Respond: The OT asset management system is a valuable tool for devising a response strategy that doesn’t do more harm than good. It informs about system dependencies that need to be observed when taking devices offline.

Recover: The OT asset management system is a great place to store system recovery plans. System recovery was already covered earlier, as it is not limited to causes within the cyber security realm.

A different level of visibility: The big picture, als painted by the numbers

You may have heard that an asset management system increases visibility of the installed OT base. This is almost intuitive when thinking about individual PLCs, HMI stations, network switches and so on that the asset owner may not even have known existed before they were automatically identifided by the asset management system. That’s visibility at the micro level.

A totally different level of visibility is achieved at the macro level, where we are no longer looking at individual devices and their configurations, but at the big picture. The OT asset management system allows you to see the totality of OT assets, along with their security vulnerabilities, firmware version spread, obsolete operating systems and so on. It shows hard numbers, and those numbers provide hard insights beyond the fact that a particular PLC might run outdated firmware.

Consider, for example, a well meaning exercise to increase security patching in an organization. A new patch policy suggests that Windows boxes in the OT space should be patched quarterly to mitigate critical vulnerabilities. The OT asset management system clearly shows the results of this effort: In the first patch cycle, a total of 500 patches have been installed on the roughly 100 Windows PCs in a hypothetical plant.

500 patches, that sounds impressive. But when put into context, the picture might change. The OT asset management system also tells us that there’s a backlog of 50.000 vulnerabilities for our PCs that wait to be fixed. (In case you wonder: This number is well below average.) Let’s assume that we don’t need to install 50.000 patches total because some patches mitigate more than one vulnerability. If we only account for 25.000 patches in the backlog, that means it will take over ten years just to clear the backlog, without accounting for new vulnerabilities that pop up during this timeframe. Certainly not what was intended.

The OT-BASE Vantage dashboard shows vulnerability and protection data on a high level

Talking about new vulnerabilities: The asset management system may also show that 80% of computers are running Windows 7 and other operating system versions beyond end-of-support, suggesting that we have a far bigger problem ahead of us which will not be addressed by the new patching initiative.

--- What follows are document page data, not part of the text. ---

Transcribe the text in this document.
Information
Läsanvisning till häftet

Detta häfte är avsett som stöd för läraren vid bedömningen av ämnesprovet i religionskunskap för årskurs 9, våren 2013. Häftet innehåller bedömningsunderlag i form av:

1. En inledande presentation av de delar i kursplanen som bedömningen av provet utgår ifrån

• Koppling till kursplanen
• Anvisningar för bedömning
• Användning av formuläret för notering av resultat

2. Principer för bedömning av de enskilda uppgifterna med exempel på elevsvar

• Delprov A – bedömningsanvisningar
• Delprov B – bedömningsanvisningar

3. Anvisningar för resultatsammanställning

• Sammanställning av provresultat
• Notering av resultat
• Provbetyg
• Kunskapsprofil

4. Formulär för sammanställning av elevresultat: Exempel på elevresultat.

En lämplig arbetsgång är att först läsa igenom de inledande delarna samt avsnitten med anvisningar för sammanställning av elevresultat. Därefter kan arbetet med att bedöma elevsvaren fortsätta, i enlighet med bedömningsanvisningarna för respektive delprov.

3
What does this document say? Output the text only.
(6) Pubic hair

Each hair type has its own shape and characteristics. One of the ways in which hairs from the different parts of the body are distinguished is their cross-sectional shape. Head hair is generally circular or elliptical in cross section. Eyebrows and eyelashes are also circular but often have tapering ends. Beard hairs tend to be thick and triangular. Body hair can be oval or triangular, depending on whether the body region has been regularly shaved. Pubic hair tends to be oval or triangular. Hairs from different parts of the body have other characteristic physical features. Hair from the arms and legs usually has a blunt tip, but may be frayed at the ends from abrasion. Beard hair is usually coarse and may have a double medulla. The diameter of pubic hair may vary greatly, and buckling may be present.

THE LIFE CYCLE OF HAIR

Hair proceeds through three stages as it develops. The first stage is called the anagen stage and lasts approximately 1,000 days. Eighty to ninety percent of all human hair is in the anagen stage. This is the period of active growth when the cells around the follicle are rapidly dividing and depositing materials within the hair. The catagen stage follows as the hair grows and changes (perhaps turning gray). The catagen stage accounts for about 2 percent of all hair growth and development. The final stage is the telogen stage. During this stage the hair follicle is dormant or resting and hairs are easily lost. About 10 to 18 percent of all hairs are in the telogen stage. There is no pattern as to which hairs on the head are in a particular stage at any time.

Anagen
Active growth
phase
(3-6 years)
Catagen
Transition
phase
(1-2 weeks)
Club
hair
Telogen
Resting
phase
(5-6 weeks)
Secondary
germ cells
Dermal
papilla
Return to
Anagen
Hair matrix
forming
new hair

Bottom line: The sober numbers presented by the OT asset management system help to distinguish real progress from security theater. Considering the fact that OT security efforts always undergo extra scrutiny in respect to their business value, the metrics that can be pulled from the OT asset management system go a long way in developing and executing a sustainable OT security strategy.

Conclusion

OT asset management covers multiple use cases that are essential for running, maintaining, designing, and securing the modern industrial enterprise. This is hardly surprising in face of the digital transition as plant environments become more complex, more connected, more vulnerable, and less transparent. For complex plant environments with thousands of OT assets, the use of an OT asset management system is a necessity.

Automatic asset discovery is successfully in use for many years, and there is no excuse for even trying to gather asset data manually. There is an ongoing debate about “passive” vs. “active” approaches to discovery, however for large OT installations with hundreds of networks, “active” is the only economically viable approach to pursue as it doesn’t require to install discovery appliances in every subnet.

The OT asset management system covers several different use cases in engineering and maintenance and is also the foundation of a sustainable OT security program.